Tuo padre, partigiano…
Era molto simpatico e davvero buono. Solo dopo la sua morte, nel 1999 quando io avevo trent’anni, ho scoperto che era stato un partigiano, finito a diciassette anni nel campo di concentramento di Ebensee. Non aveva perso la gioia di vivere. Mia madre appena sentiva parlare tedesco si incattiviva, lui invece usava il tedesco imparato nel campo per fare amicizia con i turisti quando li incontrava. E diceva: «Non tutti i tedeschi erano nazisti, non me la posso prendere con l’intero popolo».
Tra le citazioni di Shakespeare and me, questo passaggio di Umberto Saba: «Gli Italiani vogliono darsi un padre, ed avere da lui, in cambio, il permesso di uccidere gli altri fratelli». Illuminante. Mi suona vero. Quindi non rivoluzioni, ma guerre civili.
Anche a me è una lettura della storia e del carattere italiano che suona vera. Non c’è stata un’autentica rivolta contro il fascismo, ma i fratelli si sono divisi, da una parte quelli rimasti iperfedeli e dall’altra quelli che hanno detto no, bisogna ribellarsi. Alla fine chi è che rappresentava il regime? Gli altri fratelli, non i padri. Questa idea di Saba mi ha colpito perché in quel momento stavo lavorando su Re Lear, un padre che si spoglia del suo ruolo genitoriale e si trova coinvolto in una guerra civile.

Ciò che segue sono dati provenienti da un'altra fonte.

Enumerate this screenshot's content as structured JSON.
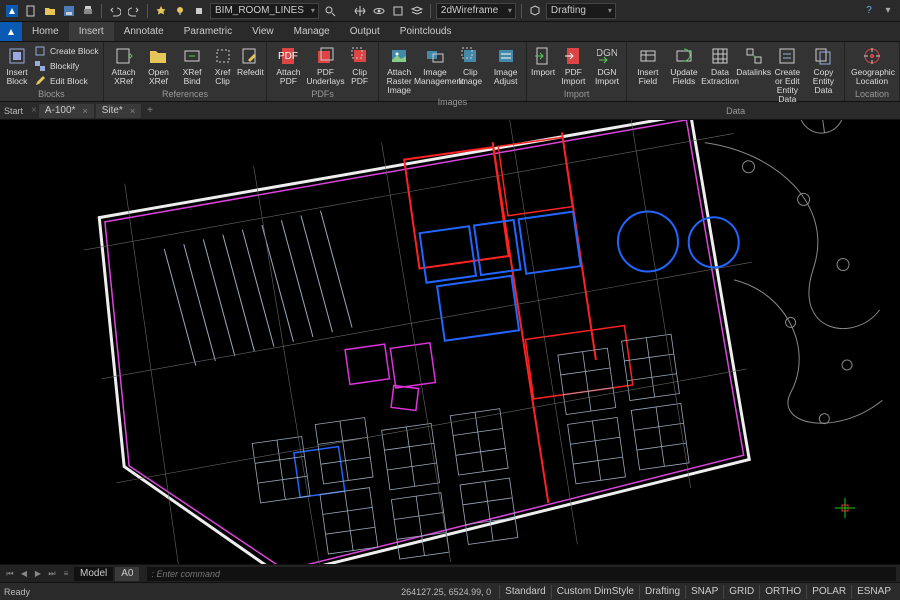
{
  "qat": {
    "filename": "BIM_ROOM_LINES",
    "view_tip": "▾",
    "visual_style": "2dWireframe",
    "workspace": "Drafting",
    "help": "?"
  },
  "menu": {
    "tabs": [
      "Home",
      "Insert",
      "Annotate",
      "Parametric",
      "View",
      "Manage",
      "Output",
      "Pointclouds"
    ],
    "active": 1
  },
  "ribbon": {
    "panels": [
      {
        "title": "Blocks",
        "big": [
          {
            "l": "Insert\nBlock",
            "i": "block"
          }
        ],
        "stack": [
          {
            "l": "Create Block",
            "i": "cube"
          },
          {
            "l": "Blockify",
            "i": "cube2"
          },
          {
            "l": "Edit Block",
            "i": "pencil"
          }
        ]
      },
      {
        "title": "References",
        "big": [
          {
            "l": "Attach\nXRef",
            "i": "attach"
          },
          {
            "l": "Open\nXRef",
            "i": "open"
          },
          {
            "l": "XRef\nBind",
            "i": "bind"
          },
          {
            "l": "Xref\nClip",
            "i": "clip"
          },
          {
            "l": "Refedit",
            "i": "edit"
          }
        ]
      },
      {
        "title": "PDFs",
        "big": [
          {
            "l": "Attach\nPDF",
            "i": "pdf"
          },
          {
            "l": "PDF\nUnderlays",
            "i": "pdfu"
          },
          {
            "l": "Clip\nPDF",
            "i": "pdfc"
          }
        ]
      },
      {
        "title": "Images",
        "big": [
          {
            "l": "Attach Raster\nImage",
            "i": "img"
          },
          {
            "l": "Image\nManagement",
            "i": "imgm"
          },
          {
            "l": "Clip\nImage",
            "i": "imgc"
          },
          {
            "l": "Image\nAdjust",
            "i": "imga"
          }
        ]
      },
      {
        "title": "Import",
        "big": [
          {
            "l": "Import",
            "i": "imp"
          },
          {
            "l": "PDF\nImport",
            "i": "pdfi"
          },
          {
            "l": "DGN\nImport",
            "i": "dgn"
          }
        ]
      },
      {
        "title": "Data",
        "big": [
          {
            "l": "Insert\nField",
            "i": "fld"
          },
          {
            "l": "Update\nFields",
            "i": "fldu"
          },
          {
            "l": "Data\nExtraction",
            "i": "dex"
          },
          {
            "l": "Datalinks",
            "i": "dl"
          },
          {
            "l": "Create or Edit\nEntity Data",
            "i": "ed"
          },
          {
            "l": "Copy Entity\nData",
            "i": "edc"
          }
        ]
      },
      {
        "title": "Location",
        "big": [
          {
            "l": "Geographic\nLocation",
            "i": "geo"
          }
        ]
      }
    ]
  },
  "doctabs": {
    "start": "Start",
    "tabs": [
      {
        "l": "A-100*"
      },
      {
        "l": "Site*"
      }
    ]
  },
  "layout": {
    "tabs": [
      "Model",
      "A0"
    ],
    "active": 0
  },
  "cmd": {
    "placeholder": ": Enter command"
  },
  "status": {
    "left": "Ready",
    "coords": "264127.25, 6524.99, 0",
    "buttons": [
      "Standard",
      "Custom DimStyle",
      "Drafting",
      "SNAP",
      "GRID",
      "ORTHO",
      "POLAR",
      "ESNAP"
    ]
  }
}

Siamo quindi un popolo di invidiosi?
Sì. Un giorno uno dei miei maestri mi ha fatto un esempio bellissimo sul perché facessi fatica a uscire da una difficile situazione professionale. Mi ha raccontato dei granchi messi a bollire in una pentola. Secondo una teoria americana suffragata dall’osservazione, qualche granchio cerca di scappare e ci riuscirebbe, appena si solleva il coperchio, se non venisse ricacciato indietro dagli altri granchi. Così sono gli umani. Spesso i tuoi pari non vogliono che tu esca da un certo seminato, per vari motivi che metteremo sotto l’etichetta “invidia”.
E il padre? C’è una gran voglia, e c’è sempre stata, di affidarsi all’uomo della provvidenza. Perché?
Per capirlo ci vorrebbero uno strizzacervelli, un antropologo e un sociologo, tutti insieme. Veniamo dai Comuni, dalle Signorie, e forse è perché siamo stati così frammentati che sentiamo il bisogno di un padre che ci tenga uniti e soprattutto che dia botte… certamente non a noi, ma ai nostri fratelli.